CDMA SMS is defined by the TIA/EIA/IS-637 standard, which is based on the TIA/EIA/IS-95 standards suite. SMS service comprises two types of services: SMS Bearer Services and SMS Teleservices. SMS Bearer Services refer to basic functionality, such as paging, text messaging, and message waiting notification. SMS Teleservices are advanced services, such as broadcast services, scheduled delivery, autonomous delivery, and database information services.

The SMS Bearer Services are provided by the SMS Relay and SMS Transport layers, whereas the SMS Teleservices are provided by the SMS Teleservice Layer. These layers reside on the TIA/EIA/IS-95A link layer for over-the-air transmission and reside on the TIA/EIA/IS-41 link layer for intersystem connectivity. An example of a SMS transaction is illustrated in Figure 6-8.
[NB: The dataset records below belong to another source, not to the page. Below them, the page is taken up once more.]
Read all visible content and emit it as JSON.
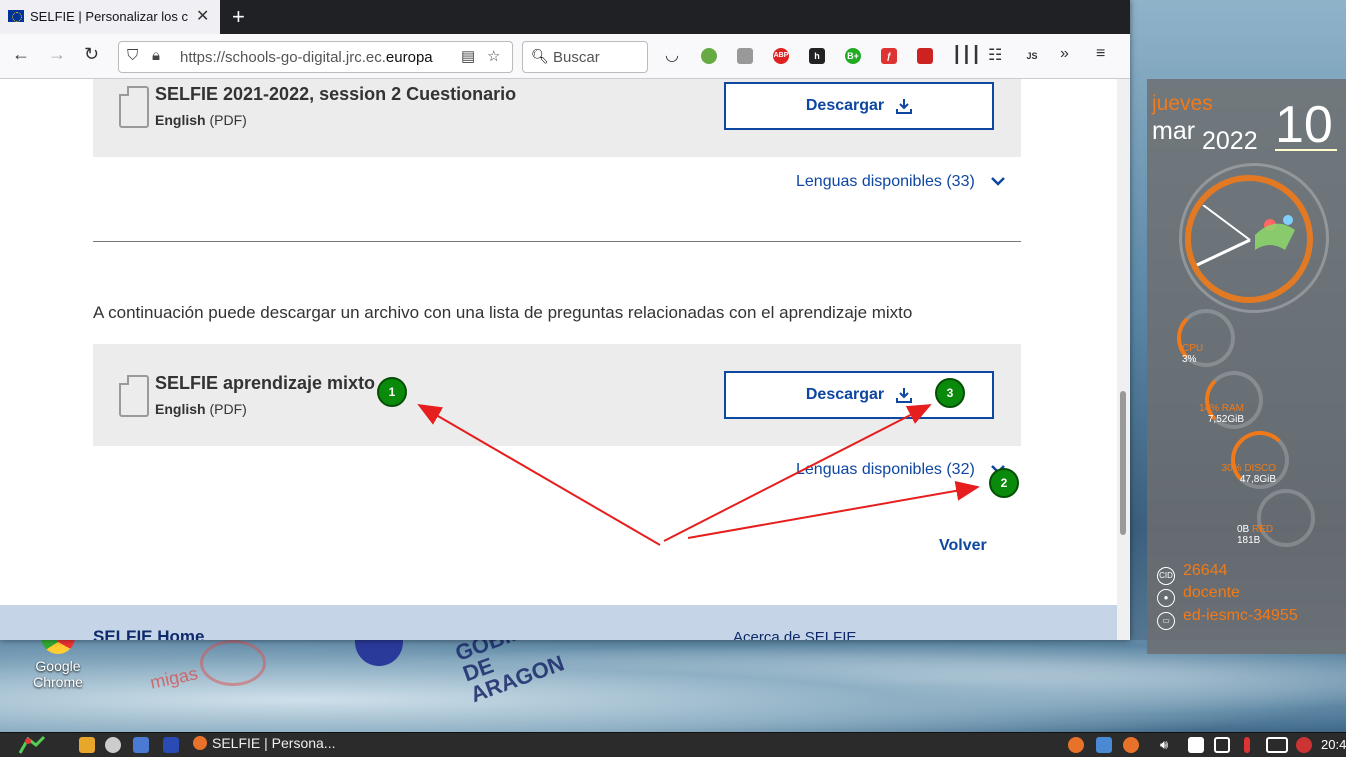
{
  "browser": {
    "tab_title": "SELFIE | Personalizar los c",
    "tab_close": "✕",
    "new_tab": "+",
    "url_prefix": "https://schools-go-digital.jrc.ec.",
    "url_domain": "europa",
    "search_placeholder": "Buscar",
    "ext_abp": "ABP",
    "ext_js": "JS",
    "ext_bplus": "B+"
  },
  "page": {
    "card1": {
      "title": "SELFIE 2021-2022, session 2 Cuestionario",
      "lang": "English",
      "format": "(PDF)",
      "download_label": "Descargar",
      "languages_link": "Lenguas disponibles (33)"
    },
    "intro_text": "A continuación puede descargar un archivo con una lista de preguntas relacionadas con el aprendizaje mixto",
    "card2": {
      "title": "SELFIE aprendizaje mixto",
      "lang": "English",
      "format": "(PDF)",
      "download_label": "Descargar",
      "languages_link": "Lenguas disponibles (32)"
    },
    "back_link": "Volver",
    "footer": {
      "home": "SELFIE Home",
      "about": "Acerca de SELFIE"
    }
  },
  "annotations": {
    "badge1": "1",
    "badge2": "2",
    "badge3": "3",
    "arrow_color": "#e61e1e",
    "badge_color": "#0a8a0a"
  },
  "desktop": {
    "chrome_icon_label": "Google Chrome",
    "migas": "migas",
    "aragon": "GOBIERNO DE ARAGON"
  },
  "conky": {
    "weekday": "jueves",
    "month": "mar",
    "year": "2022",
    "day": "10",
    "cpu_label": "CPU",
    "cpu_value": "3%",
    "ram_label": "14% RAM",
    "ram_value": "7,52GiB",
    "disk_label": "30% DISCO",
    "disk_value": "47,8GiB",
    "net_down": "0B",
    "net_label": "RED",
    "net_up": "181B",
    "cid_icon_text": "CID",
    "cid": "26644",
    "user": "docente",
    "host": "ed-iesmc-34955",
    "accent": "#f07a1a"
  },
  "taskbar": {
    "task_title": "SELFIE | Persona...",
    "clock": "20:4"
  }
}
6.3.3 Secure Corporate LAN/Intranet Access

In wireless networks based on the CDMA technology, the air link is encrypted, providing security for confidential data. This enables solutions for securely accessing corporate LANs. Some CDMA-based service providers leverage this capability to provide virtual private networks (VPNs) to corporate LANs.
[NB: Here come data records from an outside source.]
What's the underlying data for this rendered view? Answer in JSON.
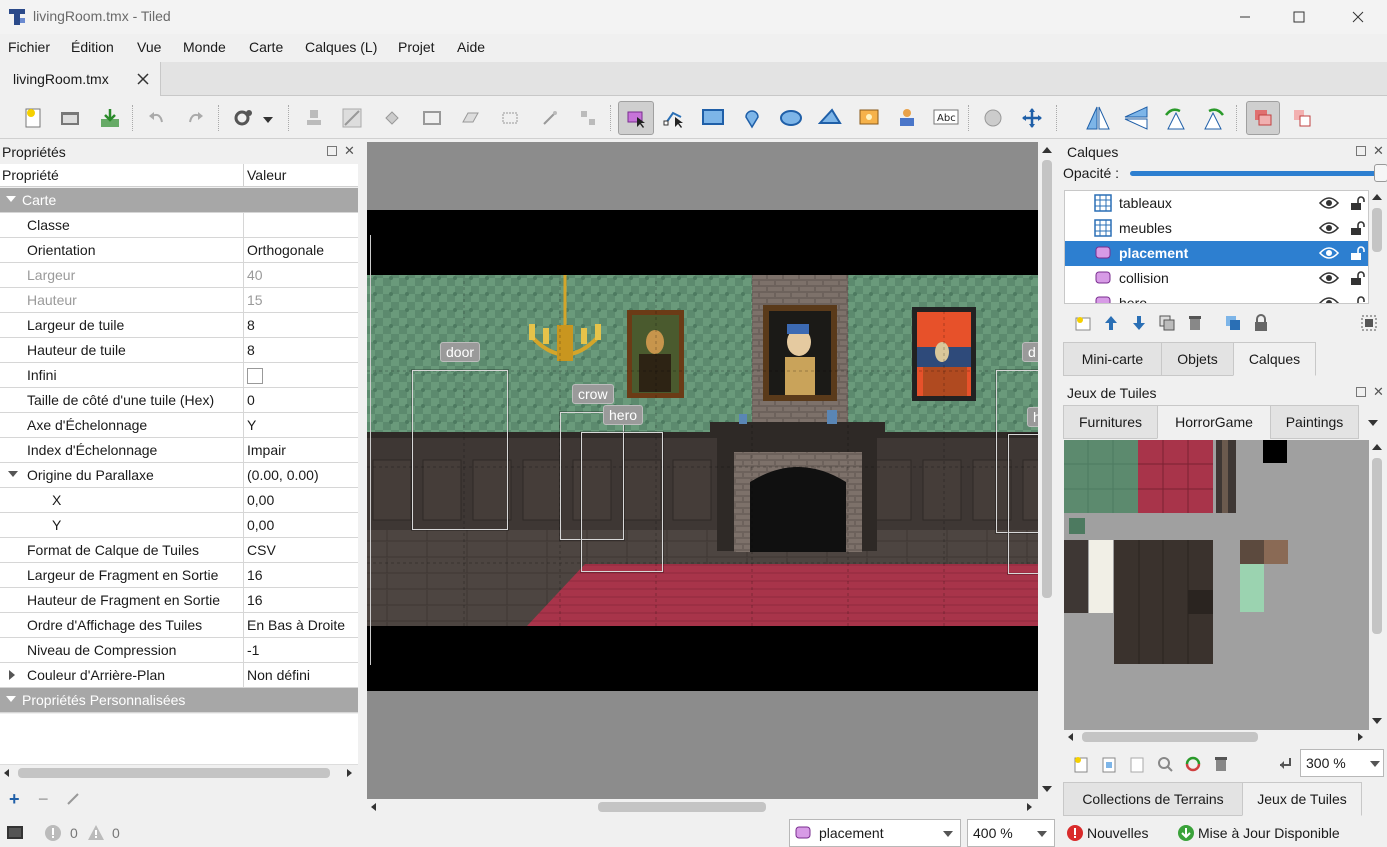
{
  "window": {
    "title": "livingRoom.tmx - Tiled"
  },
  "menu": [
    "Fichier",
    "Édition",
    "Vue",
    "Monde",
    "Carte",
    "Calques (L)",
    "Projet",
    "Aide"
  ],
  "doc_tab": {
    "label": "livingRoom.tmx"
  },
  "toolbar": {
    "file_icons": [
      "new-icon",
      "open-icon",
      "save-icon"
    ],
    "edit_icons": [
      "undo-icon",
      "redo-icon",
      "commands-icon"
    ],
    "tile_tools": [
      "stamp-brush-icon",
      "terrain-brush-icon",
      "bucket-fill-icon",
      "shape-fill-icon",
      "eraser-icon",
      "rectangle-select-icon",
      "magic-wand-icon",
      "select-same-tile-icon"
    ],
    "object_tools": [
      "select-objects-icon",
      "edit-polygons-icon",
      "insert-rectangle-icon",
      "insert-point-icon",
      "insert-ellipse-icon",
      "insert-polygon-icon",
      "insert-tile-icon",
      "insert-template-icon",
      "insert-text-icon"
    ],
    "misc_tools": [
      "world-tool-icon",
      "move-icon"
    ],
    "transform_tools": [
      "flip-horizontal-icon",
      "flip-vertical-icon",
      "rotate-left-icon",
      "rotate-right-icon"
    ],
    "view_tools": [
      "highlight-current-layer-icon",
      "show-tile-collision-icon"
    ]
  },
  "properties": {
    "title": "Propriétés",
    "col_property": "Propriété",
    "col_value": "Valeur",
    "group_map": "Carte",
    "rows": [
      {
        "k": "Classe",
        "v": ""
      },
      {
        "k": "Orientation",
        "v": "Orthogonale"
      },
      {
        "k": "Largeur",
        "v": "40",
        "disabled": true
      },
      {
        "k": "Hauteur",
        "v": "15",
        "disabled": true
      },
      {
        "k": "Largeur de tuile",
        "v": "8"
      },
      {
        "k": "Hauteur de tuile",
        "v": "8"
      },
      {
        "k": "Infini",
        "v": ""
      },
      {
        "k": "Taille de côté d'une tuile (Hex)",
        "v": "0"
      },
      {
        "k": "Axe d'Échelonnage",
        "v": "Y"
      },
      {
        "k": "Index d'Échelonnage",
        "v": "Impair"
      },
      {
        "k": "Origine du Parallaxe",
        "v": "(0.00, 0.00)"
      },
      {
        "k": "X",
        "v": "0,00"
      },
      {
        "k": "Y",
        "v": "0,00"
      },
      {
        "k": "Format de Calque de Tuiles",
        "v": "CSV"
      },
      {
        "k": "Largeur de Fragment en Sortie",
        "v": "16"
      },
      {
        "k": "Hauteur de Fragment en Sortie",
        "v": "16"
      },
      {
        "k": "Ordre d'Affichage des Tuiles",
        "v": "En Bas à Droite"
      },
      {
        "k": "Niveau de Compression",
        "v": "-1"
      },
      {
        "k": "Couleur d'Arrière-Plan",
        "v": "Non défini"
      }
    ],
    "group_custom": "Propriétés Personnalisées",
    "infini_checked": false
  },
  "map_objects": [
    {
      "label": "door"
    },
    {
      "label": "crow"
    },
    {
      "label": "hero"
    },
    {
      "label": "d"
    },
    {
      "label": "h"
    }
  ],
  "layers": {
    "title": "Calques",
    "opacity_label": "Opacité :",
    "opacity": 1.0,
    "items": [
      {
        "name": "tableaux",
        "type": "tile"
      },
      {
        "name": "meubles",
        "type": "tile"
      },
      {
        "name": "placement",
        "type": "object",
        "selected": true
      },
      {
        "name": "collision",
        "type": "object"
      },
      {
        "name": "hero",
        "type": "object"
      }
    ],
    "tabs": [
      "Mini-carte",
      "Objets",
      "Calques"
    ],
    "active_tab": "Calques"
  },
  "tilesets": {
    "title": "Jeux de Tuiles",
    "tabs": [
      "Furnitures",
      "HorrorGame",
      "Paintings"
    ],
    "active_tab": "HorrorGame",
    "zoom": "300 %",
    "bottom_tabs": [
      "Collections de Terrains",
      "Jeux de Tuiles"
    ],
    "bottom_active": "Jeux de Tuiles"
  },
  "status": {
    "errors": "0",
    "warnings": "0",
    "current_layer": "placement",
    "zoom": "400 %",
    "news": "Nouvelles",
    "update": "Mise à Jour Disponible"
  },
  "colors": {
    "selection": "#2d7fd0",
    "group_header": "#a7a7a7",
    "canvas_bg": "#8c8c8c",
    "wall_green": "#5c8a6e",
    "carpet_red": "#a8344a"
  }
}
6.3.4 Digital and Analog Fax

Digital or Group 3 fax service uses the standard CCITT fax protocols to determine the condition of the PSTN connection and capabilities of the endpoint fax unit. The data is carried over a CS connection digitally. Data is packetized over the air interface and then converted into digital PCM before transmission into the PSTN to the destination fax unit. Analog fax service works in a similar fashion.

6.3.5 Wireless Application Protocol (WAP) Applications

One shortcoming of wireless data applications is that a computer or laptop is required for accessing them due to the dearth of processing capability and display real estate on the MS. Moreover, there are problems caused by low bandwidth, high latency, unpredictable availability, and dearth of connection stability. In order to overcome these obstacles, a set of standards was developed that are collectively called Wireless Application Protocol, or WAP.
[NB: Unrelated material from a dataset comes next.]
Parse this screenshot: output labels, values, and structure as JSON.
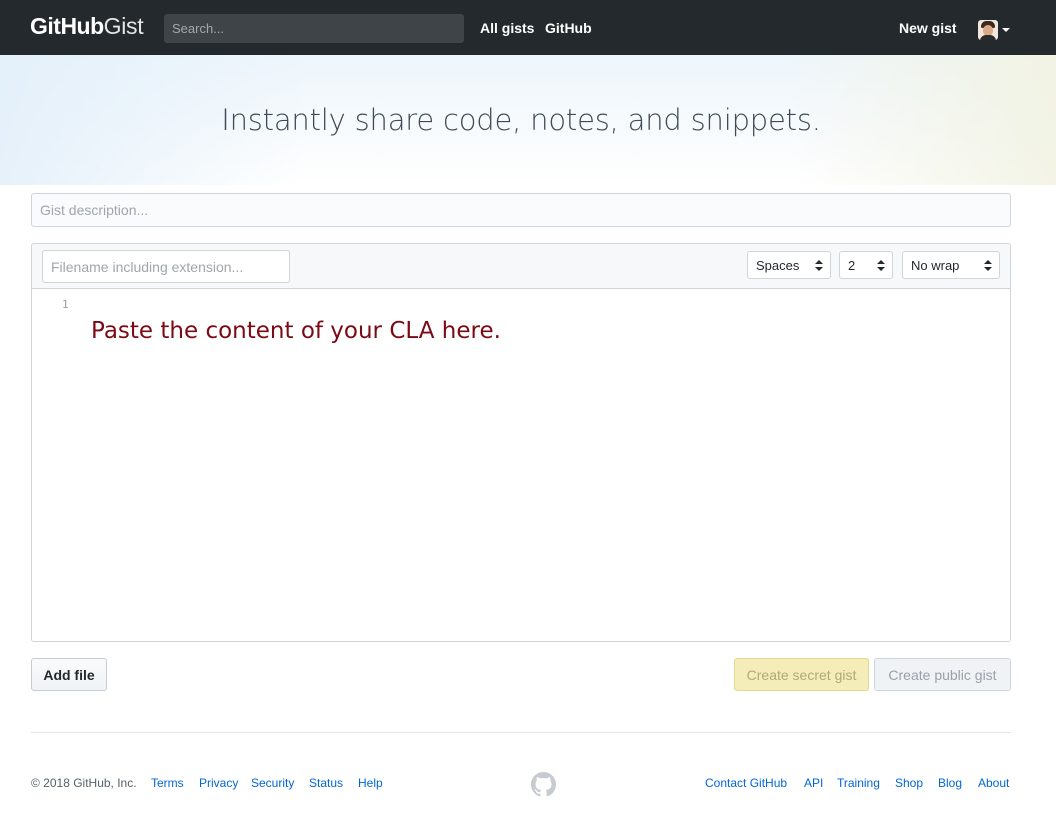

A constituent of the WAP protocol suite is Wireless Markup Language (WML). This is similar to Hyper-Text Markup Language (HTML) used to lay out Web pages on the Internet but is optimized for wireless networks. Procedural and computational logic is enabled in WML-based Web pages using a scripting language called WMLScript.

Using these and other WAP components, information services similar to Web browsing (micro browser), small downloadable programs, telephony functionality combined with browser, and push services can be provided.

6.3.6 Looking Ahead

In spite of the high data rates made possible by the introduction of the TIA/EIA/IS-95-B standard, most vendors have chosen not to implement this capability. The primary reason is the fixed data rate of the supplemental code channel. Consequently, up to eight separate channels have to be allocated and managed in order to provide a high data rate link. This significantly increases the complexity of implementation. The cdma2000 standard alleviates this by allowing a variable-rate supplemental code channel. A single variable rate supplemental code channel can scale the data rate from 9.6 Kbps to 153.6 Kbps, thereby reducing the complexity of maintaining multiple channels.

In addition, there were other enhancements introduced by the cdma2000 standard that facilitated true "always-on" packet data session capability, discussed later in the book. These enhancements, along with the short time frame between the releases of the standards, have resulted in most vendors and carriers choosing to leapfrog from TIA/EIA/IS-95-A to cdma2000.